Huit ans se sont passés depuis leur naufrage. Aguilar et Guerrero, vivent depuis, fondus au sein de cette civilisation qu’aucun Occidental n’avait jusqu’alors approchée.
Et vers la fin février 1519, sous une chaleur écrasante, le navigateur Hernán Cortés accoste, avec sa flotte de dix vaisseaux, à Cozumel. Cette île proche de la côte-est du Yucatán, est en plein pays maya. Son expédition vient de quitter la colonie espagnole de Cuba pour faire route vers la cité de Tenochtitlán, qui est la capitale de l’Empire aztèque, encore inconnue des Européens. Pour le conquistador, Cozumel n’est qu’une halte pour éclaircir un mystère.
Deux ans auparavant, en 1517, Hernández de Córdoba, qui fut le premier Espagnol à débarquer officiellement dans la région, avait été témoin, avant de mourir, de faits troublants.
A deux reprises, ses hommes et lui, avaient entendu des autochtones crier, Castillan ! Castillan ! Le Castillan est l’une des langues Espagnol.
Entendre ses mots pour les conquistadors étonnés, signifiât, que parmi les Maya, il y aurait la présence d’hispaniques au cœur de ce territoire, pourtant inexploré à l’époque.

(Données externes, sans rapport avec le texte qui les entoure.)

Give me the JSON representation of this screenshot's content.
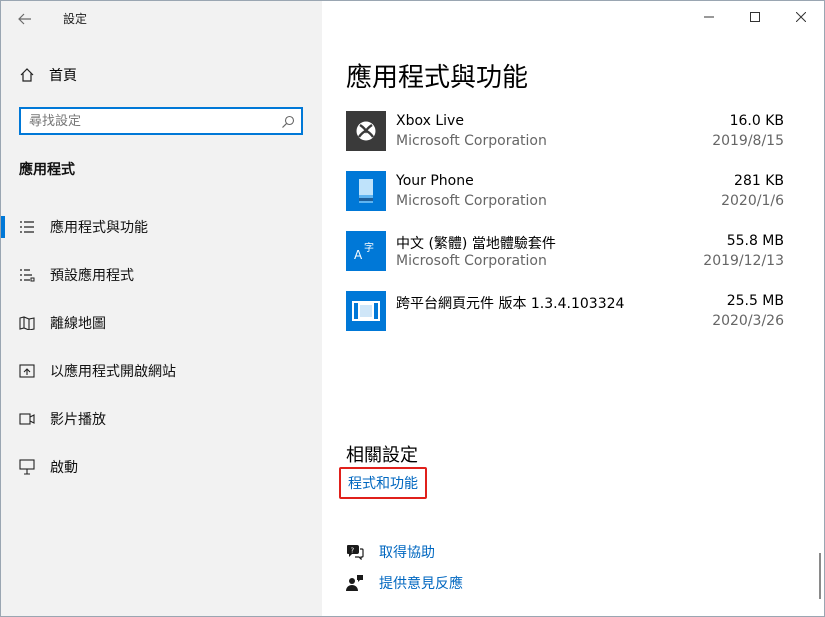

L’information, relayée jusqu’à Cuba, suscite l’étonnement des autorités coloniales. Prenant l’affaire très au sérieux, une expédition navale est organisée par les Espagnols. Il faut absolument connaître le fin mot de l’histoire. Et c’est Cortés qui se chargera de cette mission. Arrivé sur les lieux, celui-ci interroge les chefs mayas de l’île. Et Ils furent unanimes dans leurs réponses. Aussi surprenant qu’il n’y paraît, ils avaient bien connu des Espagnols. Ils donnent leur signalement et confirment, qu’à seulement deux journées de distance, dans l’intérieur du pays, des tribus les détiennent comme esclaves. C’était donc vrai ! Le conquistador fait envoyer des messagers indiens. En plus des lettres, il leur confie des objets de valeur, afin que les prisonniers puissent racheter leur liberté. Dans les lettres, Cortés demande à ses deux compatriotes, de le rejoindre d’ici à une semaine sur la côte. Les jours passent…
Et, au moment où les 500 hommes du conquistador s’apprêtent à poursuivre leur expédition en direction des Aztèques, l’incroyable se produit. Un grand canot accoste. A l’intérieur, plusieurs Mayas, cheveux tressés, vêtus de pagnes, armés d’arcs et de flèches. A la vue des soldats ibériques, tous retournent effrayés vers leur embarcation. Sauf un, Aguilar, qui hurle en Espagnol : « Messieurs, êtes-vous chrétiens ? »
La réponse est affirmative, alors avant de fondre en larmes, il s’écrie : « Dieu et sainte Marie de Séville !» Cortés se rapproche de lui, il est désormais certain que cet homme, qui a tous les traits d’un autochtone, est en réalité l’un des leurs. Il se demande intrigué. Comment un sujet du roi des Espagnes pouvait-il se trouver parmi les Mayas du Yucatán ? Comment a-t-il pu se fondre à ce point parmi eux, alors que les Espagnols commencent à peine à poser les pieds dans cette région ? L’homme, lui apprend qui s’appelle Gerónimo de Aguilar, et qu’il n’est pas tout seul. Un autre compatriote, du nom de Gonzalo Guerrero, se trouve aussi parmi les Mayas.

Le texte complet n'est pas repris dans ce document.